# How to find a triple of keys that maps plaintext to given cipherext using EDE

What is a practical method for for finding a triple of keys that maps a given plaintext to a given ciphertext using EDE?

I think this requires something similar to a man-in-the-middle attack...

• Welcome to Cryptography. Your question in the title is off-topic here though it is about Cryptography. What is the practical method? What is the name of the encryption algorithm? Commented Mar 4, 2019 at 8:21
• @fgrieu This sounds awfully much like an answer, fgrieu. I've removed "implement" from the title, I presume that "find" was implied. It can always be reverted, but note questions asking for code are considered off topic. Commented Mar 5, 2019 at 13:43

Indeed, that's a case for Meet-in-the-Middle.

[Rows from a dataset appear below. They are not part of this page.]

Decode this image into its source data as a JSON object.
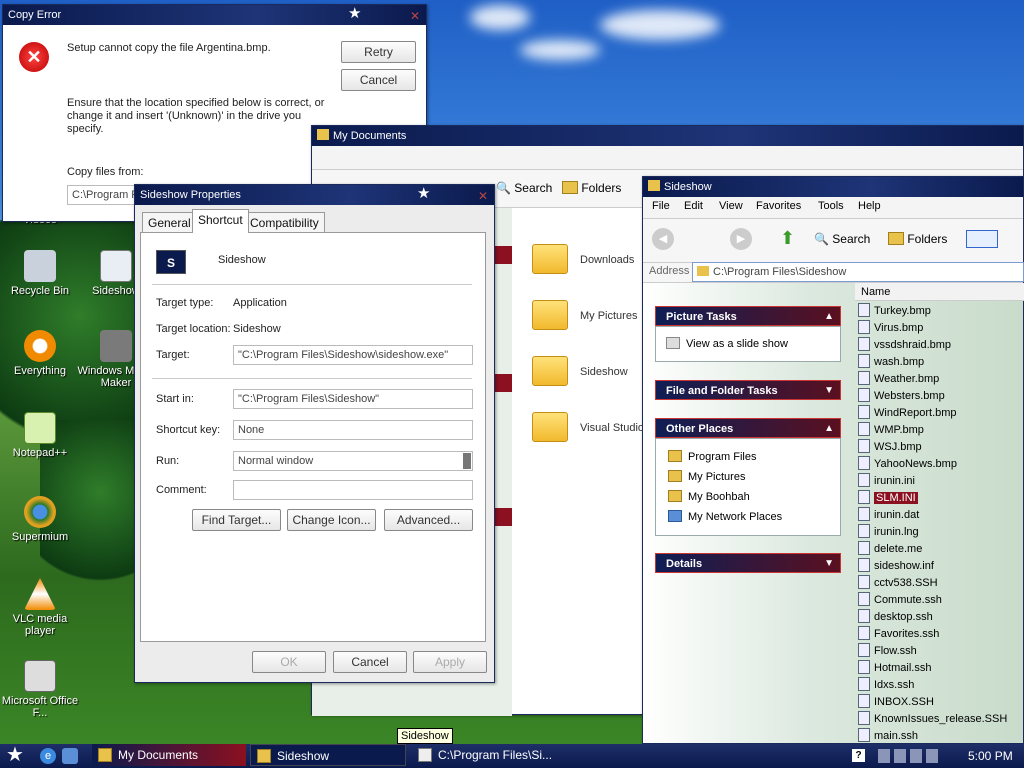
{
  "desktop": {
    "icons": [
      {
        "label": "Videos"
      },
      {
        "label": "Recycle Bin"
      },
      {
        "label": "Sideshow"
      },
      {
        "label": "Everything"
      },
      {
        "label": "Windows Movie Maker"
      },
      {
        "label": "Notepad++"
      },
      {
        "label": "Supermium"
      },
      {
        "label": "VLC media player"
      },
      {
        "label": "Microsoft Office F..."
      }
    ]
  },
  "copy_error": {
    "title": "Copy Error",
    "message": "Setup cannot copy the file Argentina.bmp.",
    "detail": "Ensure that the location specified below is correct, or change it and insert '(Unknown)' in the drive you specify.",
    "copy_from_label": "Copy files from:",
    "copy_from_value": "C:\\Program Files",
    "retry": "Retry",
    "cancel": "Cancel"
  },
  "properties": {
    "title": "Sideshow Properties",
    "tabs": [
      "General",
      "Shortcut",
      "Compatibility"
    ],
    "name": "Sideshow",
    "target_type_label": "Target type:",
    "target_type": "Application",
    "target_location_label": "Target location:",
    "target_location": "Sideshow",
    "target_label": "Target:",
    "target": "\"C:\\Program Files\\Sideshow\\sideshow.exe\"",
    "start_in_label": "Start in:",
    "start_in": "\"C:\\Program Files\\Sideshow\"",
    "shortcut_key_label": "Shortcut key:",
    "shortcut_key": "None",
    "run_label": "Run:",
    "run": "Normal window",
    "comment_label": "Comment:",
    "comment": "",
    "find_target": "Find Target...",
    "change_icon": "Change Icon...",
    "advanced": "Advanced...",
    "ok": "OK",
    "cancel": "Cancel",
    "apply": "Apply"
  },
  "my_documents": {
    "title": "My Documents",
    "search": "Search",
    "folders": "Folders",
    "items": [
      "Downloads",
      "My Pictures",
      "Sideshow",
      "Visual Studio"
    ]
  },
  "sideshow": {
    "title": "Sideshow",
    "menu": [
      "File",
      "Edit",
      "View",
      "Favorites",
      "Tools",
      "Help"
    ],
    "search": "Search",
    "folders": "Folders",
    "address_label": "Address",
    "address": "C:\\Program Files\\Sideshow",
    "column_name": "Name",
    "picture_tasks": "Picture Tasks",
    "view_slideshow": "View as a slide show",
    "file_folder_tasks": "File and Folder Tasks",
    "other_places": "Other Places",
    "places": [
      "Program Files",
      "My Pictures",
      "My Boohbah",
      "My Network Places"
    ],
    "details": "Details",
    "files": [
      "Turkey.bmp",
      "Virus.bmp",
      "vssdshraid.bmp",
      "wash.bmp",
      "Weather.bmp",
      "Websters.bmp",
      "WindReport.bmp",
      "WMP.bmp",
      "WSJ.bmp",
      "YahooNews.bmp",
      "irunin.ini",
      "SLM.INI",
      "irunin.dat",
      "irunin.lng",
      "delete.me",
      "sideshow.inf",
      "cctv538.SSH",
      "Commute.ssh",
      "desktop.ssh",
      "Favorites.ssh",
      "Flow.ssh",
      "Hotmail.ssh",
      "Idxs.ssh",
      "INBOX.SSH",
      "KnownIssues_release.SSH",
      "main.ssh"
    ],
    "selected_file": "SLM.INI"
  },
  "taskbar": {
    "tasks": [
      "My Documents",
      "Sideshow",
      "C:\\Program Files\\Si..."
    ],
    "tooltip": "Sideshow",
    "clock": "5:00 PM"
  },
  "colors": {
    "title_blue": "#0b1a4d",
    "accent_red": "#8b1020"
  }
}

Notice that $$E_{K_3}(D_{K_2}(E_{K_1}(P)))=C$$ if and only if $$D_{K_2}(E_{K_1}(P))=D_{K_3}(C)$$. Therefore, finding $$(K_1,K_2)$$ and $$K_3$$ making the two sides equal solves the problem. Both sides take random-like values when $$(K_1,K_2)$$ and $$K_3$$ vary. Therefore trying $$2^{b/2}$$ values (e.g. incremental) of $$(K_1,K_2)$$ and $$K_3$$ leads to collision with fair probability (where $$b$$ is the block size in bits).

For an actual implementation with $$b=64$$ (as in DES), I would

• fix an arbitrary $$K_1$$ and compute $$Q=E_{K_1}(P)$$
• tabulate values of $$D_{K_2}(Q)$$ for incremental values of $$K_2$$ in a data structure allowing fast access given the result and recovery of $$K_2$$. Well over $$2^{31}$$ values of $$D_{K_2}(Q)$$ fit in my computer's available memory of 30 GB.
• compute $$D_{K_3}(C)$$ for incremental $$K_3$$ until getting a match.

Success is expected with about $$3\cdot 2^{32}$$ DES operations, which is very feasible.

Note: in the above, incremental must deal with the fact that the low-order bits of DES key bytes is ignored, so as to lower DES's resistance against brute force attack.

That has cost $$\mathcal O(2^{b/2})$$ effort and memory. The memory, but not the effort, can be reduced a lot, and the attack made parallel (reducing time), using techniques in Paul C. van Oorschot and Michael J. Wiener, Parallel Collision Search with Cryptanalytic Applications, in Journal of Cryptology, 1999. That would be a must for $$b=128$$ of AES.